To date, the most successful pharmacological therapies specifically targeting breast cancer include anti-estrogens and receptor tyrosine kinase (RTK) modulating drugs [1
]. Accordingly, there have been numerous studies examining signaling paradigms between estrogen and RTK signaling pathways [2
] which have provided evidence that RTKs are able to activate estrogen receptor alpha (ERα) in breast cancers independent of its ligand estrogen. This activation of ERα by RTKs leads to an ERα transcriptional program that enhances cell survival. The dependency of this activation on the RTK ligand is still an area of active investigation. More importantly, however, this signaling crosstalk between RTKs and ERα may predict resistance to anti-estrogen hormonal therapies, including tamoxifen [2
]. Specifically, studies have shown that activation of EGFR, Her2, cMet, IGFR, RET and recently, Ron RTK, lead to phosphorylation and activation of ERα which enhances survival of breast cancer in the presence of anti-estrogen therapy [4
Ron is a cell surface RTK related to the c-Met receptor that has been identified as an oncogene in the development and growth of human epithelial tumors [9
]. In the developing mammary gland, Ron is expressed during the pubertal growth stages, and then again during pregnancy and lactation, and its expression remains low in quiescent glands [10
]. In normal mammary development, genetic loss of Ron signaling has been shown to alter mammary gland branching morphogenesis during puberty [10
]. In cell lines, wild-type Ron overexpression is associated with induction of oncogenic properties, including malignant transformation, proliferation, and migration [11
]. Overexpression of Ron in transgenic mouse models of both lung and breast cancer is associated with tumorigenesis in both organs [12
]; while deletion of Ron in transgenic mice expressing polyoma virus middle T antigen caused a significant reduction in breast tumor formation and growth [14
]. Additionally, Ron is known to be upregulated in a number of human epithelial cancers, including breast, lung, stomach, colon, pancreas, and prostate. Specifically, Ron is highly expressed in approximately 50% of human breast cancers [15
]. Given the important role of Ron in human and mouse tumorigenesis, identifying the functions and signaling pathways associated with this RTK may provide essential clues to combat disease progression.

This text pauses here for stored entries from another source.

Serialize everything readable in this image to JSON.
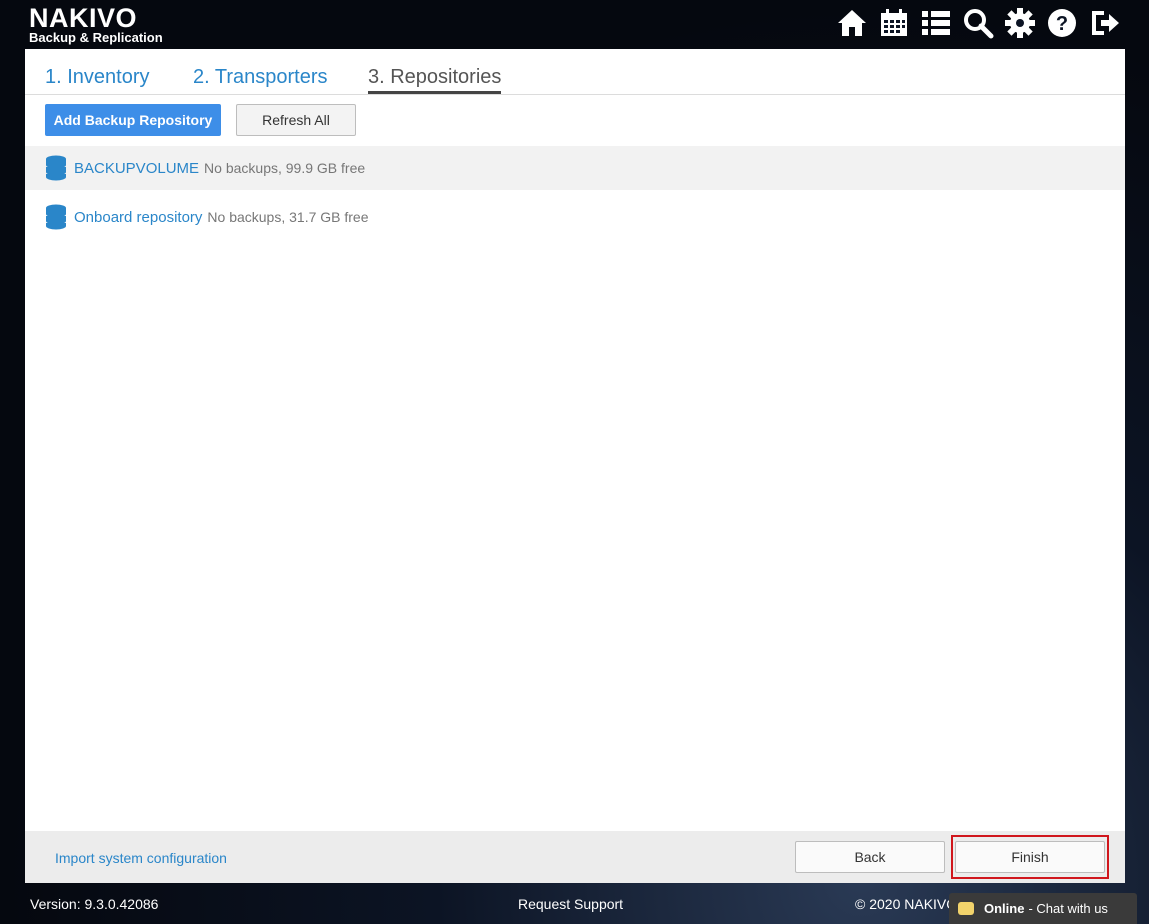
{
  "brand": {
    "name": "NAKIVO",
    "tagline": "Backup & Replication"
  },
  "toolbar_icons": [
    "home-icon",
    "calendar-icon",
    "list-icon",
    "search-icon",
    "gear-icon",
    "help-icon",
    "logout-icon"
  ],
  "tabs": [
    {
      "label": "1. Inventory",
      "active": false
    },
    {
      "label": "2. Transporters",
      "active": false
    },
    {
      "label": "3. Repositories",
      "active": true
    }
  ],
  "actions": {
    "add_label": "Add Backup Repository",
    "refresh_label": "Refresh All"
  },
  "repositories": [
    {
      "name": "BACKUPVOLUME",
      "info": "No backups, 99.9 GB free"
    },
    {
      "name": "Onboard repository",
      "info": "No backups, 31.7 GB free"
    }
  ],
  "footer": {
    "import_label": "Import system configuration",
    "back_label": "Back",
    "finish_label": "Finish"
  },
  "status": {
    "version": "Version: 9.3.0.42086",
    "support": "Request Support",
    "copyright": "© 2020 NAKIVO",
    "chat_status": "Online",
    "chat_label": "- Chat with us"
  },
  "colors": {
    "accent": "#3d8ee8",
    "link": "#2a86c9",
    "highlight": "#d0161c"
  }
}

Recent data has shown that Ron activation leads to the phosphorylation and activation ERα. In this case, exogenous overexpression of Ron or ligand activation of endogenous Ron led to enhanced survival of several ERα-positive breast cancer cell lines in the presence of the anti-estrogen therapy tamoxifen [4
]. Estrogen receptor alpha and its ligand estrogen are important regulators of mammary gland development and breast carcinogenesis. During development ERα is critical for peripubertal ductal elongation, and is a permissive factor in alveolar expansion during pregnancy [16
]. In cancer, ERα transcriptional programming provides survival and growth stimulation that is advantageous for tumors and the majority of human breast cancers express ERα. Consequently, ERα is the target of a family of anti-estrogen pharmacological compounds including tamoxifen. Although tamoxifen treatment is often initially successful at preventing the proliferative effect of estrogen on ERα, the preponderance of patients develop tamoxifen-resistance [5
] and the recurrent tumors tend to be more aggressive [17
]. Tamoxifen resistance has become a major obstacle to effective treatment of ERα-positive breast cancer.
Complementing previously published work, we show here that Ron is overexpressed and correlated with early stage ERα-positive breast cancers. To directly demonstrate the effect of ERα inactivation has on breast cancer, in the presence of Ron, we have created ERα -replete and ERα -conditionally deficient animals on a Ron overexpressing background. We show for the first time that mammary-specific ERα deletion increases breast tumor latency, but also leads to a more metastatic phenotype. Interestingly, these studies suggest a negative consequence of anti-estrogen therapy in Ron expressing tumors on the promotion of metastasis.